Errada, porque córneas espessas tendem a superestimar e não a reduzir a medida da tonometria de aplanação.
- B)II, somente.
Errada, porque a paquimetria interfere na interpretação da TAG e pode alterar a leitura da pressão intraocular.
- C)III, somente.
Certa, porque córneas mais finas costumam levar a valores tonométricos mais baixos do que a pressão real.
- D)I e II, somente.
Errada, porque a afirmativa I está incorreta e a II também está incorreta.
- E)I e III, somente.
Errada, porque apenas a afirmativa III está correta.
Gabarito: C
A paquimetria mede a espessura corneana, e isso importa muito na tonometria de aplanação de Goldmann, porque a espessura da córnea pode alterar a leitura da pressão intraocular. Em termos práticos: córnea mais espessa costuma “empurrar” a medida para cima, e córnea mais fina costuma “puxar” a medida para baixo. É aquela situação clássica em que o número do aparelho não conta a história inteira sozinho.
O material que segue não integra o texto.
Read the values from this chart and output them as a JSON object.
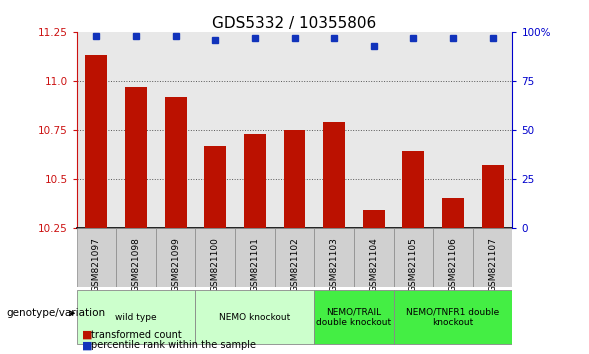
{
  "title": "GDS5332 / 10355806",
  "samples": [
    "GSM821097",
    "GSM821098",
    "GSM821099",
    "GSM821100",
    "GSM821101",
    "GSM821102",
    "GSM821103",
    "GSM821104",
    "GSM821105",
    "GSM821106",
    "GSM821107"
  ],
  "bar_values": [
    11.13,
    10.97,
    10.92,
    10.67,
    10.73,
    10.75,
    10.79,
    10.34,
    10.64,
    10.4,
    10.57
  ],
  "percentile_values": [
    98,
    98,
    98,
    96,
    97,
    97,
    97,
    93,
    97,
    97,
    97
  ],
  "ylim_left": [
    10.25,
    11.25
  ],
  "ylim_right": [
    0,
    100
  ],
  "yticks_left": [
    10.25,
    10.5,
    10.75,
    11.0,
    11.25
  ],
  "yticks_right": [
    0,
    25,
    50,
    75,
    100
  ],
  "bar_color": "#bb1100",
  "percentile_color": "#1133bb",
  "group_defs": [
    {
      "label": "wild type",
      "cols": [
        0,
        1,
        2
      ],
      "color": "#ccffcc",
      "bold": false
    },
    {
      "label": "NEMO knockout",
      "cols": [
        3,
        4,
        5
      ],
      "color": "#ccffcc",
      "bold": false
    },
    {
      "label": "NEMO/TRAIL\ndouble knockout",
      "cols": [
        6,
        7
      ],
      "color": "#44ee44",
      "bold": false
    },
    {
      "label": "NEMO/TNFR1 double\nknockout",
      "cols": [
        8,
        9,
        10
      ],
      "color": "#44ee44",
      "bold": false
    }
  ],
  "group_label": "genotype/variation",
  "legend_bar_label": "transformed count",
  "legend_pct_label": "percentile rank within the sample",
  "background_color": "#ffffff",
  "plot_bg": "#e8e8e8",
  "tick_box_color": "#d0d0d0",
  "dotted_line_color": "#555555",
  "title_fontsize": 11,
  "tick_fontsize": 7.5,
  "bar_width": 0.55
}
Por isso, a afirmativa I está errada: córneas espessas não tendem a valores tonométricos mais baixos, mas sim mais altos. A afirmativa II também está errada, porque a paquimetria interfere, sim, na interpretação da TAG. Já a afirmativa III está correta, pois córneas mais finas tendem a subestimar a pressão medida. Na prática clínica, a paquimetria ajuda você a interpretar melhor uma pressão aparentemente normal ou alterada, especialmente em suspeita de glaucoma. A banca cobra exatamente essa relação básica entre espessura corneana e leitura da Goldmann.